20 years, 3 months ago

> erm just do not allow people to post in post that are older than
> 30 days will combat most of the spams. At least that works for me
Like Antifuse, I like getting comments on old entries. In my case, I actually already get MORE (legitimate) comments in my old entries because some of them have become quite popular via Google searches. The last thing I want is for people to discover my blog via a keyword search and discover that the entry that mosts interests them is closed to commenting.
However, I do realize that comment spammers tend to gravitate towards the old entries. And while this might be over-complicated, maybe a points system is in order, sort of like how some e-mail anti-spam systems work (e.g., SpamAssasin)?
A comment would get ‘points’ if:
– it’s posted to an entry older than [x] days
– it is spam based on a Bayesian measurement
– it is by someone with an unrecognized e-mail address (someone who hasn’t posted before)
– it was posted less than [x] seconds after a previous post by the same IP address or with the same URL
… and all comments with more than a certain number of points would get rejected as spam. Actually, what’d be really amusing is if they were “posted” but only visible to the poster himself/herself (based upon cookies/IP addresses, etc.) so the spammer’d THINK the note got posted, but no one else would see it.
Sure, this would take some configuring, but the neat part is that — in its multi-prongness — it’d be ridiculously difficult for spammers to defeat! They wouldn’t know which specific features were triggering the refusal of their spam, and so it’d be quite hard for them to adapt.
What do you think?

Moderator Matt Mullenweg
(@matt)

20 years, 3 months ago

TAG, that’s exactly the kind of thing I had in mind. Maybe in 1.1, we’ll see.

Moderator Matt Mullenweg
(@matt)

20 years, 3 months ago

And expanding on the date idea, it would make sense to give points to a comment left on an entry that is no longer on the front page. Other possible tests for points:
* More than two dashes in domain name
* Never left approved comment before (match URI or email or both)
* Keywords (viagra, phene*, casino, explicit words)
* What else?

NuclearMoose
(@nuclearmoose)

20 years, 3 months ago

Whoa! Matt, Adam…I was thinking the EXACT SAME THING TOO! What are the odds of that? 🙂
Craig.

thatadamguy
(@thatadamguy)

20 years, 3 months ago

It’s great that so many of us are on the same page, apparently!
Matt… one thing I would, however, recommend against is too much separate keyword parsing.

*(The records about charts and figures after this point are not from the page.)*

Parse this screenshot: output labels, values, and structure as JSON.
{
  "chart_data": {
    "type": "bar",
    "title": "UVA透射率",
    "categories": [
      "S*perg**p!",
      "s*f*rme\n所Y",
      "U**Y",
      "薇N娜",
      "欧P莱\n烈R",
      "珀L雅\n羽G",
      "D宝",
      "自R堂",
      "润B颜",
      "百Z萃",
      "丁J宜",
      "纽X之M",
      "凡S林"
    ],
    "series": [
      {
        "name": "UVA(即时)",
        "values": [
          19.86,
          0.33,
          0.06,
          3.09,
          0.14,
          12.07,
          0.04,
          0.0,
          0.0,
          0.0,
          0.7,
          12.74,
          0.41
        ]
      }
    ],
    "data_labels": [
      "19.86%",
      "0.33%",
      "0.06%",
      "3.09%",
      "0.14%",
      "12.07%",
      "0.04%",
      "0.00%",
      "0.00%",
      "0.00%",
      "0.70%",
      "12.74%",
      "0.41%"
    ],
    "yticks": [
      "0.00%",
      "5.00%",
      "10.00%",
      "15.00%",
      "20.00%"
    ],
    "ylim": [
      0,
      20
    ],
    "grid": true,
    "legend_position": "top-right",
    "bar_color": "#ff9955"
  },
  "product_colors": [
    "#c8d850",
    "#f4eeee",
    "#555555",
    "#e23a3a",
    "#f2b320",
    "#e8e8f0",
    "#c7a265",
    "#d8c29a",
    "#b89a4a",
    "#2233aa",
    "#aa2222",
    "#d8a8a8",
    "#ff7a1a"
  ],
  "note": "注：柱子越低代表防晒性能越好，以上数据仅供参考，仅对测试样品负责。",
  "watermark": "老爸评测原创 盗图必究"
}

As we know from e-mail, spammers have a remarkable tendency to alter their wording (v1agra, expand your ‘member’, f*ree, etc.), and that merely becomes an arms race. Additionally, there’s simply too much overlap in language (people joke about viagra, folks may use harsh language in non-spam comments, and so on).
Instead, I’d focus more on the behavioral / process aspects you’ve highlighted (never left approved comment before, comment on entry no longer on front page, etc.).
In terms of filtering priorities, I’d likely to humbly suggest that the e-mail / URI test is the biggest one in my opinion. Especially if we assume e-mail addresses are not publicly listed (my preference), this then becomes a user-friendly password system of sorts that would be onerous for the spammer to thwart.